Nosso maior desafio no
campo missionário é, sim, enfrentar as mazelas da nossa alma, encarar a feiura
do nosso próprio coração, romper com as amarras que nos prendem, guardar o
coração da vaidade frente aos elogios, do abatimento frente às críticas, do
descontentamento frente às frustrações, amar o colega de equipe, amar o povo ao
qual servimos, sermos mais servos e menos senhores, mais amigos e menos patrões,
mais tolerantes e menos exigentes. Sem a graça, esse é um desafio inatingível e
talvez por isso mesmo o Senhor nos chama para estar com Ele.
3.
SOMOS CHAMADOS À PROCLAMAÇÃO
Mas diferente dos mestres
da época, Jesus é um mestre em movimento, e por isso Ele chama seus discípulos
“para estarem com ele e para os enviar a pregar”. Não os chama para se
aperfeiçoarem na reclusão de um mosteiro, mas sim para serem transformados
enquanto vão de cidade em cidade, de aldeia em aldeia, lançando a semente.
Se nosso primeiro chamado
é para estar com Cristo, nosso segundo e simultâneo chamado é para estar com o
perdido e apresentar-lhe as boas novas.
Enquanto igreja, somos os
únicos incumbidos e autorizados a evangelizar. Nem tudo que é eclesiástico é
missão e nem tudo que é missão é evangelização. Na missão há espaço legítimo e
necessário para diferentes ações, mas nenhuma substitui a proclamação do
evangelho. Existem diferentes formas de minimizar o sofrimento e resgatar a
dignidade humana, mas nenhuma tem o poder de transformar o homem como o
evangelho.
Esse é o nosso chamado à
espiritualidade e à proclamação. Sem espiritualidade, a proclamação é
hipócrita.
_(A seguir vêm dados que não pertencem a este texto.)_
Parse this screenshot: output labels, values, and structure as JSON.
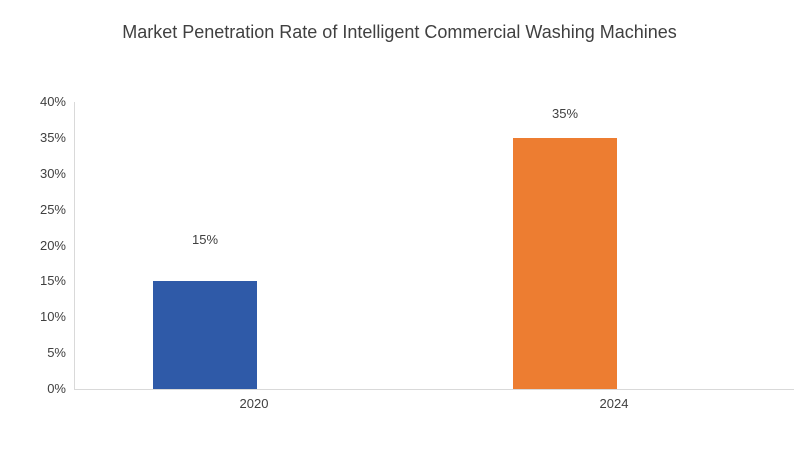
{
  "title": "Market Penetration Rate of Intelligent Commercial Washing Machines",
  "colors": {
    "text": "#404040",
    "axis_line": "#d9d9d9",
    "background": "#ffffff",
    "bar_2020": "#2f5aa8",
    "bar_2024": "#ed7d31"
  },
  "chart_data": {
    "type": "bar",
    "title": "Market Penetration Rate of Intelligent Commercial Washing Machines",
    "categories": [
      "2020",
      "2024"
    ],
    "values": [
      15,
      35
    ],
    "data_labels": [
      "15%",
      "35%"
    ],
    "bar_colors": [
      "#2f5aa8",
      "#ed7d31"
    ],
    "xlabel": "",
    "ylabel": "",
    "ylim": [
      0,
      40
    ],
    "ytick_step": 5,
    "ytick_labels": [
      "0%",
      "5%",
      "10%",
      "15%",
      "20%",
      "25%",
      "30%",
      "35%",
      "40%"
    ],
    "grid": false,
    "legend": false,
    "data_label_position": "outside-end"
  }
}
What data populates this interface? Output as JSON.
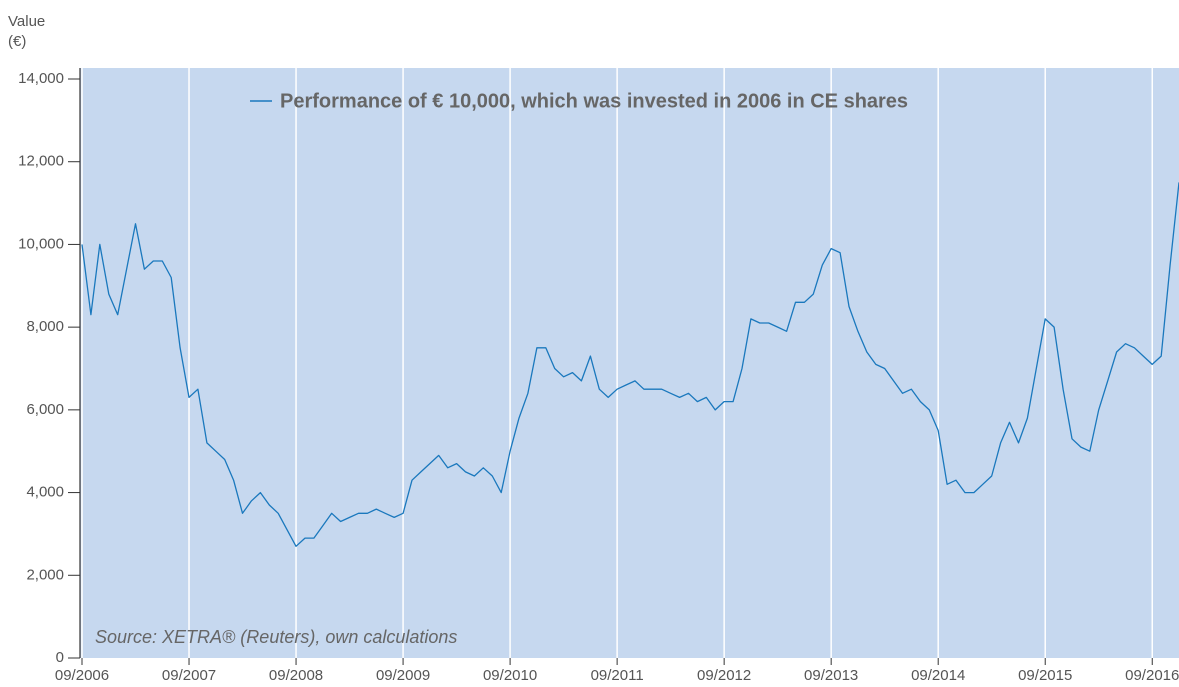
{
  "chart_data": {
    "type": "line",
    "y_label": "Value",
    "y_unit": "(€)",
    "annotation": "Source: XETRA® (Reuters), own calculations",
    "grid": "x",
    "background": "#c6d8ef",
    "xlim": [
      "09/2006",
      "12/2016"
    ],
    "xticks": [
      "09/2006",
      "09/2007",
      "09/2008",
      "09/2009",
      "09/2010",
      "09/2011",
      "09/2012",
      "09/2013",
      "09/2014",
      "09/2015",
      "09/2016"
    ],
    "ylim": [
      0,
      14000
    ],
    "yticks": [
      0,
      {
        "value": 2000,
        "label": "2,000"
      },
      {
        "value": 4000,
        "label": "4,000"
      },
      {
        "value": 6000,
        "label": "6,000"
      },
      {
        "value": 8000,
        "label": "8,000"
      },
      {
        "value": 10000,
        "label": "10,000"
      },
      {
        "value": 12000,
        "label": "12,000"
      },
      {
        "value": 14000,
        "label": "14,000"
      }
    ],
    "x": [
      "09/2006",
      "10/2006",
      "11/2006",
      "12/2006",
      "01/2007",
      "02/2007",
      "03/2007",
      "04/2007",
      "05/2007",
      "06/2007",
      "07/2007",
      "08/2007",
      "09/2007",
      "10/2007",
      "11/2007",
      "12/2007",
      "01/2008",
      "02/2008",
      "03/2008",
      "04/2008",
      "05/2008",
      "06/2008",
      "07/2008",
      "08/2008",
      "09/2008",
      "10/2008",
      "11/2008",
      "12/2008",
      "01/2009",
      "02/2009",
      "03/2009",
      "04/2009",
      "05/2009",
      "06/2009",
      "07/2009",
      "08/2009",
      "09/2009",
      "10/2009",
      "11/2009",
      "12/2009",
      "01/2010",
      "02/2010",
      "03/2010",
      "04/2010",
      "05/2010",
      "06/2010",
      "07/2010",
      "08/2010",
      "09/2010",
      "10/2010",
      "11/2010",
      "12/2010",
      "01/2011",
      "02/2011",
      "03/2011",
      "04/2011",
      "05/2011",
      "06/2011",
      "07/2011",
      "08/2011",
      "09/2011",
      "10/2011",
      "11/2011",
      "12/2011",
      "01/2012",
      "02/2012",
      "03/2012",
      "04/2012",
      "05/2012",
      "06/2012",
      "07/2012",
      "08/2012",
      "09/2012",
      "10/2012",
      "11/2012",
      "12/2012",
      "01/2013",
      "02/2013",
      "03/2013",
      "04/2013",
      "05/2013",
      "06/2013",
      "07/2013",
      "08/2013",
      "09/2013",
      "10/2013",
      "11/2013",
      "12/2013",
      "01/2014",
      "02/2014",
      "03/2014",
      "04/2014",
      "05/2014",
      "06/2014",
      "07/2014",
      "08/2014",
      "09/2014",
      "10/2014",
      "11/2014",
      "12/2014",
      "01/2015",
      "02/2015",
      "03/2015",
      "04/2015",
      "05/2015",
      "06/2015",
      "07/2015",
      "08/2015",
      "09/2015",
      "10/2015",
      "11/2015",
      "12/2015",
      "01/2016",
      "02/2016",
      "03/2016",
      "04/2016",
      "05/2016",
      "06/2016",
      "07/2016",
      "08/2016",
      "09/2016",
      "10/2016",
      "11/2016",
      "12/2016"
    ],
    "series": [
      {
        "name": "Performance of € 10,000, which was invested in 2006 in CE shares",
        "color": "#1a78bd",
        "values": [
          10000,
          8300,
          10000,
          8800,
          8300,
          9400,
          10500,
          9400,
          9600,
          9600,
          9200,
          7500,
          6300,
          6500,
          5200,
          5000,
          4800,
          4300,
          3500,
          3800,
          4000,
          3700,
          3500,
          3100,
          2700,
          2900,
          2900,
          3200,
          3500,
          3300,
          3400,
          3500,
          3500,
          3600,
          3500,
          3400,
          3500,
          4300,
          4500,
          4700,
          4900,
          4600,
          4700,
          4500,
          4400,
          4600,
          4400,
          4000,
          5000,
          5800,
          6400,
          7500,
          7500,
          7000,
          6800,
          6900,
          6700,
          7300,
          6500,
          6300,
          6500,
          6600,
          6700,
          6500,
          6500,
          6500,
          6400,
          6300,
          6400,
          6200,
          6300,
          6000,
          6200,
          6200,
          7000,
          8200,
          8100,
          8100,
          8000,
          7900,
          8600,
          8600,
          8800,
          9500,
          9900,
          9800,
          8500,
          7900,
          7400,
          7100,
          7000,
          6700,
          6400,
          6500,
          6200,
          6000,
          5500,
          4200,
          4300,
          4000,
          4000,
          4200,
          4400,
          5200,
          5700,
          5200,
          5800,
          7000,
          8200,
          8000,
          6500,
          5300,
          5100,
          5000,
          6000,
          6700,
          7400,
          7600,
          7500,
          7300,
          7100,
          7300,
          9500,
          11500
        ]
      }
    ]
  }
}
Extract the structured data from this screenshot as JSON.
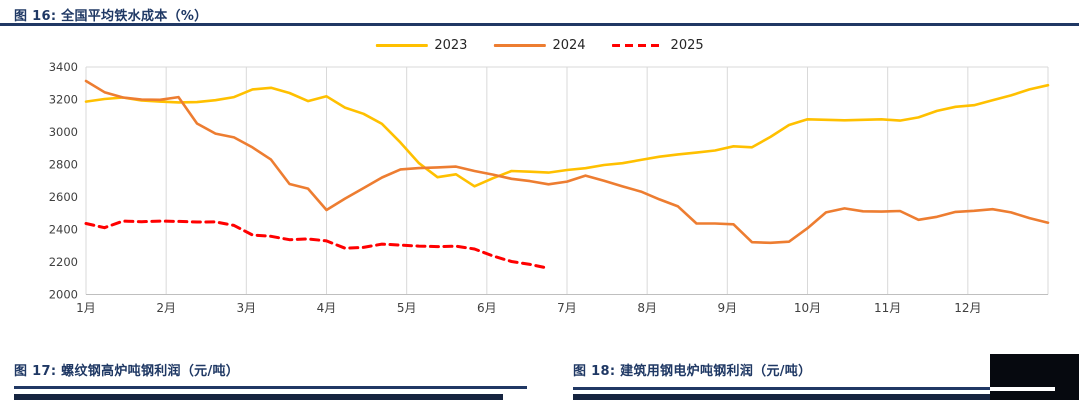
{
  "figure16": {
    "title": "图 16:  全国平均铁水成本（%）"
  },
  "figure17": {
    "title": "图 17:  螺纹钢高炉吨钢利润（元/吨）"
  },
  "figure18": {
    "title": "图 18:  建筑用钢电炉吨钢利润（元/吨）"
  },
  "colors": {
    "title_navy": "#1F3864",
    "rule_navy": "#203864",
    "grid": "#D9D9D9",
    "axis_line": "#BFBFBF",
    "axis_text": "#404040",
    "series_2023": "#FFC000",
    "series_2024": "#ED7D31",
    "series_2025": "#FF0000"
  },
  "chart_data": {
    "type": "line",
    "title": "全国平均铁水成本（%）",
    "legend_position": "top-center",
    "grid": "vertical-only",
    "x_axis": {
      "tick_labels": [
        "1月",
        "2月",
        "3月",
        "4月",
        "5月",
        "6月",
        "7月",
        "8月",
        "9月",
        "10月",
        "11月",
        "12月"
      ],
      "points_per_series": "weekly"
    },
    "y_axis": {
      "min": 2000,
      "max": 3400,
      "tick_step": 200,
      "ticks": [
        2000,
        2200,
        2400,
        2600,
        2800,
        3000,
        3200,
        3400
      ]
    },
    "series": [
      {
        "name": "2023",
        "color": "#FFC000",
        "style": "solid",
        "values": [
          3187,
          3203,
          3212,
          3194,
          3187,
          3182,
          3184,
          3196,
          3215,
          3262,
          3272,
          3240,
          3190,
          3220,
          3150,
          3112,
          3050,
          2935,
          2808,
          2722,
          2740,
          2666,
          2716,
          2760,
          2756,
          2750,
          2766,
          2777,
          2797,
          2808,
          2828,
          2848,
          2862,
          2873,
          2886,
          2912,
          2906,
          2970,
          3043,
          3078,
          3075,
          3072,
          3075,
          3078,
          3070,
          3090,
          3130,
          3155,
          3165,
          3195,
          3225,
          3262,
          3288
        ]
      },
      {
        "name": "2024",
        "color": "#ED7D31",
        "style": "solid",
        "values": [
          3314,
          3245,
          3212,
          3200,
          3198,
          3215,
          3052,
          2990,
          2967,
          2905,
          2830,
          2680,
          2652,
          2520,
          2590,
          2655,
          2720,
          2770,
          2778,
          2782,
          2787,
          2760,
          2738,
          2712,
          2698,
          2678,
          2695,
          2732,
          2700,
          2665,
          2633,
          2585,
          2542,
          2437,
          2437,
          2432,
          2322,
          2318,
          2325,
          2408,
          2505,
          2530,
          2512,
          2510,
          2514,
          2460,
          2478,
          2508,
          2515,
          2525,
          2505,
          2470,
          2442
        ]
      },
      {
        "name": "2025",
        "color": "#FF0000",
        "style": "dashed",
        "values": [
          2437,
          2411,
          2452,
          2448,
          2452,
          2450,
          2446,
          2447,
          2425,
          2366,
          2358,
          2337,
          2342,
          2330,
          2285,
          2290,
          2310,
          2304,
          2298,
          2295,
          2297,
          2280,
          2237,
          2203,
          2185,
          2161
        ]
      }
    ]
  }
}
Sem proclamação, a espiritualidade é deficiente.
Se o primeiro grande
desafio no campo missionário é amadurecer espiritualmente, o segundo maior
desafio é sermos efetivos na proclamação. Frente às demandas que são sempre
maiores do que nós, frente às carências sociais que gritam a nossa volta e
exigem uma resposta, frente às necessidades e expectativas de uma sociedade
carente, é sempre possível e mais fácil nos dedicarmos excessivamente a
legítimas causas humanitárias e minimamente à evangelização. É também mais
confortável, pois as primeiras fazem do missionário um benfeitor, enquanto a
segunda muitas vezes lhe torna persona non grata.
Frente às ideologias de
uma sociedade que se diz pós-cristã e suas ressalvas à fé, é sempre necessário
gastar tempo e energia em busca por espaço. O risco é se dedicar excessivamente
à aceitação social e minimamente à proclamação. A ação humanitária é legítima e
necessária, a aceitação social é necessária e imperativa. O desafio é conciliar
tudo isso à efetiva pregação do evangelho, pois fomos chamados para proclamar e
a fé vem pelo ouvir.
—————————
* Revista Alcance, Edição
56, Ano XII, 2º Trimestre de 2015, pp.8-9.
** Pastor presbiteriano e
missionário entre indígenas da Amazônia pela APMT e WEC Internacional.